The only reason that your audience would engage in your brand is that they want to achieve some outcome now.

This outcome is different for every brand, but no matter who your audience is or what your solution is. Your audience wants to achieve some results. They want something at the end of this transaction with your brand, so really focus on that detail. What is the outcome that they want? What does it look like?

What does it feel like, sound like? What impact will it make in their overall lives? So really focus on the outcome they want to achieve and paint the picture of that outcome with great detail.

Strategy #9 – Story Sharing

So this is all about user-generated content, and you do have a lot of modern brands today leveraging this strategy and leveraging it to significant effect. You’ve got the likes of Coke. So you might remember Coke when they came out with all of the names on the cans and had that spread like wildfire through social media because it involved their product and it gave their customers and the wider public.

So how can you do the same? How can you go to your existing customers, those who have been through that success? How do you incentivize them to post user-generated content and share their own stories now?

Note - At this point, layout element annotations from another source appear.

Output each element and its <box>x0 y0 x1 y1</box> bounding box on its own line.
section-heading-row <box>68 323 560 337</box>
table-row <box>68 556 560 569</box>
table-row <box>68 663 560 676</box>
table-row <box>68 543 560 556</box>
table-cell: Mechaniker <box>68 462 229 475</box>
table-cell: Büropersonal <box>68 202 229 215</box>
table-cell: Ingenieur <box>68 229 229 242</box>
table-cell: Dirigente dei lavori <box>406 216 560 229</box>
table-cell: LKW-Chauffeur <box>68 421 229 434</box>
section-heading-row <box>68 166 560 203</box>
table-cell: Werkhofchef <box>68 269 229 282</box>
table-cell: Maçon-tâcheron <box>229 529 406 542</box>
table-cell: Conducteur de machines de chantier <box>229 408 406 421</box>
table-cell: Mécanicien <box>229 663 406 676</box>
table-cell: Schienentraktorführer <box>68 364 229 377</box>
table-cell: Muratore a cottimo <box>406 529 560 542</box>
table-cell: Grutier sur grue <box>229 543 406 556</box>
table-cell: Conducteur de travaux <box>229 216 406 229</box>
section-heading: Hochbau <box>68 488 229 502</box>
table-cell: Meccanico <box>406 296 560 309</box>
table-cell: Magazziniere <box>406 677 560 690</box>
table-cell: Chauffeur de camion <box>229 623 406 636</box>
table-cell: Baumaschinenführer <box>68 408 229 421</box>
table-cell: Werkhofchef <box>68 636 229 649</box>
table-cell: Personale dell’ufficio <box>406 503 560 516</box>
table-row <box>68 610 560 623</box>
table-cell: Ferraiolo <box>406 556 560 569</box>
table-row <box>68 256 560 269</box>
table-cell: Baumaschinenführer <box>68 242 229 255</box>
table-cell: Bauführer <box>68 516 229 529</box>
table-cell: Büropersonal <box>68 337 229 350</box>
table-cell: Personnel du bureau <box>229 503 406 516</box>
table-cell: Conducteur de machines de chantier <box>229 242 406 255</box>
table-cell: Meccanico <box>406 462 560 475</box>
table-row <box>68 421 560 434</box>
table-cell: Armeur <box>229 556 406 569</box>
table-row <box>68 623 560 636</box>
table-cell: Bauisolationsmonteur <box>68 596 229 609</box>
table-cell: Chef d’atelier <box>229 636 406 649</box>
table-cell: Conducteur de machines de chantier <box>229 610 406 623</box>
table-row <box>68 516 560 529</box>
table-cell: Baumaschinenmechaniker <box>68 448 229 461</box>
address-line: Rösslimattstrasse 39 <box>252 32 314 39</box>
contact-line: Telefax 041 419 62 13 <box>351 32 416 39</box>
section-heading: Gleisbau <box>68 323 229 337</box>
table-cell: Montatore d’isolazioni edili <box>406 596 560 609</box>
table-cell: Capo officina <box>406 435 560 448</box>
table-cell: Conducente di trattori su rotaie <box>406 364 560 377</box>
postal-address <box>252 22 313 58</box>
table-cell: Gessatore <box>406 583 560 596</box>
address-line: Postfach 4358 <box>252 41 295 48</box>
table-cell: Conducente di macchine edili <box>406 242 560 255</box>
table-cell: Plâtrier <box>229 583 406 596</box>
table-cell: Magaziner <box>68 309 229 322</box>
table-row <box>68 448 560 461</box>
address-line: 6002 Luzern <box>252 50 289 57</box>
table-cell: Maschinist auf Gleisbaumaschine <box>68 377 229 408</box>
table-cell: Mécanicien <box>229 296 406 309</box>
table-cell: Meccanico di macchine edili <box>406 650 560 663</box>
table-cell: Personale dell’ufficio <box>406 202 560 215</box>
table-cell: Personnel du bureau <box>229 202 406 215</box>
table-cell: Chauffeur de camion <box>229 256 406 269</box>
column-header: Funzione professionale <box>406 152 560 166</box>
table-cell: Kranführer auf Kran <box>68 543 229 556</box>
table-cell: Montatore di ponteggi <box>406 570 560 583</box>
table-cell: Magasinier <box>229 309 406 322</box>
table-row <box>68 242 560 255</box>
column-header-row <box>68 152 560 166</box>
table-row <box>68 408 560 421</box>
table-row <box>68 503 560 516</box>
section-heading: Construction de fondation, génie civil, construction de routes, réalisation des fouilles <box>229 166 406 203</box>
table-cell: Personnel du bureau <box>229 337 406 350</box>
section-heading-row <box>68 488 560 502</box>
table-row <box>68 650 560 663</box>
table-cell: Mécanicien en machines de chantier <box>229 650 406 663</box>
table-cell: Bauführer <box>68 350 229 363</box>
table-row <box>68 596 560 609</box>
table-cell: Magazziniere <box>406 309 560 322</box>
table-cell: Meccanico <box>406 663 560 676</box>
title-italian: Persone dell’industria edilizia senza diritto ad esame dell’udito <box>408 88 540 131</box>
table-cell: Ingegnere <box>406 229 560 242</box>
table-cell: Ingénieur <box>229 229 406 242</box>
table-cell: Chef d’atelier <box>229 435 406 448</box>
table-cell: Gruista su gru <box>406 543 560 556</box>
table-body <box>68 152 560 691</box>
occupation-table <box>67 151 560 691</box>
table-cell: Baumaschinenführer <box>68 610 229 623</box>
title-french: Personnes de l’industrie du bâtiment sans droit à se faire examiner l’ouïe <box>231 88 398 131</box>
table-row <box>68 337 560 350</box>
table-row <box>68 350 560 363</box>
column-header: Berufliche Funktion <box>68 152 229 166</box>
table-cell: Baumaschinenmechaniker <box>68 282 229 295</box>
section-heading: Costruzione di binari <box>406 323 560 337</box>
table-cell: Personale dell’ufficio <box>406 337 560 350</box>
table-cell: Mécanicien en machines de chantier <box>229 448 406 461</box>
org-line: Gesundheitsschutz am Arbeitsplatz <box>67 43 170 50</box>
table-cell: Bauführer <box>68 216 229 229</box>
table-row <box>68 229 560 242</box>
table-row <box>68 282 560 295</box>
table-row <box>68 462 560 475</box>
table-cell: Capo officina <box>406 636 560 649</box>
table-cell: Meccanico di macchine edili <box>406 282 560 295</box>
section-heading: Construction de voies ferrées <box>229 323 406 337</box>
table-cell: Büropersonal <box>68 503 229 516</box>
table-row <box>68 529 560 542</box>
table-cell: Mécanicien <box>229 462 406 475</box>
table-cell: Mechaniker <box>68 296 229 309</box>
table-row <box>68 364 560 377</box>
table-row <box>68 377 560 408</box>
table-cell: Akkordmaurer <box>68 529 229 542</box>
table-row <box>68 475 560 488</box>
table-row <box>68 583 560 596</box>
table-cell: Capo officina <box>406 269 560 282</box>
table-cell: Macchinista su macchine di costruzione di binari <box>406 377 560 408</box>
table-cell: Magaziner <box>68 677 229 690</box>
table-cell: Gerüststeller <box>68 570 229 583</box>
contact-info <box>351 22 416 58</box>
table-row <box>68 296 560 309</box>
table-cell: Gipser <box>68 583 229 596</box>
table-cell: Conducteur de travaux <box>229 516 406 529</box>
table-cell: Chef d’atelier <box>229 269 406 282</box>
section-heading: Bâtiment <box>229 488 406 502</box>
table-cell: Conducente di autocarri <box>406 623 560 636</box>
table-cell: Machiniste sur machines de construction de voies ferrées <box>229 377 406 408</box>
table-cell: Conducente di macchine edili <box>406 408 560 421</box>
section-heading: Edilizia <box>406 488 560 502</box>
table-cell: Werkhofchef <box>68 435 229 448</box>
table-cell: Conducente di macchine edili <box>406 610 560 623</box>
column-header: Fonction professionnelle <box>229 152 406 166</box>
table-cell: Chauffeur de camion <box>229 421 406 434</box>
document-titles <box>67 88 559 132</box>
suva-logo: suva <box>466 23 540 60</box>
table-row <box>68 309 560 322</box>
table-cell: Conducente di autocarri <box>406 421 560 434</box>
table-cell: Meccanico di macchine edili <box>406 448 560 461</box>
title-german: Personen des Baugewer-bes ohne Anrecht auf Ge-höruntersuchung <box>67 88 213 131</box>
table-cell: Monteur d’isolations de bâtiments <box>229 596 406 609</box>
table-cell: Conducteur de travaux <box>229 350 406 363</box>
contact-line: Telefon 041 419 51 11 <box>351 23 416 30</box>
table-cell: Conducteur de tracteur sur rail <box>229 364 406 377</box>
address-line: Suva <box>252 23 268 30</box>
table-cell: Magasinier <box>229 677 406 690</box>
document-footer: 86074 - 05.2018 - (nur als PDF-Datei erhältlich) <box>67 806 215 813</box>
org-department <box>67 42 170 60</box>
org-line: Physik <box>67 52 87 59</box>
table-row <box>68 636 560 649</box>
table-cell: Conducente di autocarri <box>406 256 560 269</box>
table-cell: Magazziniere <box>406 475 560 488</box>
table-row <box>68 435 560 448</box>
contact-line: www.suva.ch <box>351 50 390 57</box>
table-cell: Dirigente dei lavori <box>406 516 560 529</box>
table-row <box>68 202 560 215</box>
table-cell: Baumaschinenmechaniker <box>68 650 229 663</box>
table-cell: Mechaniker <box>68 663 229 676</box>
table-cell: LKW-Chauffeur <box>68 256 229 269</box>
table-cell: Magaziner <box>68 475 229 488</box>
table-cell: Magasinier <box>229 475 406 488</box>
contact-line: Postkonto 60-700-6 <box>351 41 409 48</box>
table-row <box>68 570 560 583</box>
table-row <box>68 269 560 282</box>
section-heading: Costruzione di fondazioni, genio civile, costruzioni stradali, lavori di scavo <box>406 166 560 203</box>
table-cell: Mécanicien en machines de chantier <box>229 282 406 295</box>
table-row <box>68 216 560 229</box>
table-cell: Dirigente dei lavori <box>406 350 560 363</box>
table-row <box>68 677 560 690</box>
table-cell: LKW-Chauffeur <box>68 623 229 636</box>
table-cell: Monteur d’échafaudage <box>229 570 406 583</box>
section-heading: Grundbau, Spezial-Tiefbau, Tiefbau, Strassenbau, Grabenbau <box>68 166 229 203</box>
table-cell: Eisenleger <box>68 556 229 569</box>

If you can pull this off, this is effective because this comes from a place of success. It comes from a place of authenticity.

If people want to share their stories, then it’s because they’ve achieved something. It’s because they’ve experienced that outcome, and your future customers are looking at that outcome, which is the outcome they want to achieve. If they see somebody else, somebody just like them, achieving that outcome, then that becomes tangible. So this is a potent strategy. If you can incentivize your existing customers to share user-generated content, now smaller brands tend to trip themselves up when it comes to storytelling. Now, although they are drawn towards storytelling, they love the idea of storytelling. They believe that it’s reserved for the more prominent brands like Nike or Coke, GoPro or Red Bull. Still, storytelling is not about having a massive budget and about being able to produce high-quality video or really highly produced video.

It’s not about that at all. It’s about the stories of the individuals, it’s about the stories of people achieving some kind of success, and there are countless ways that you can tell those stories, and if you could break the journey of those stories down into micro stories, then you have multiple opportunities that You can use to tell stories on different platforms to tell stories on Instagram or Facebook or LinkedIn, wherever it may be, on your blog or your youtube channel. So really take the time to understand the journey that your audience is on because that is the journey that your customers are interested in. They want to hear a story of success that aligns with their own journey, so really understand the journey of your audience.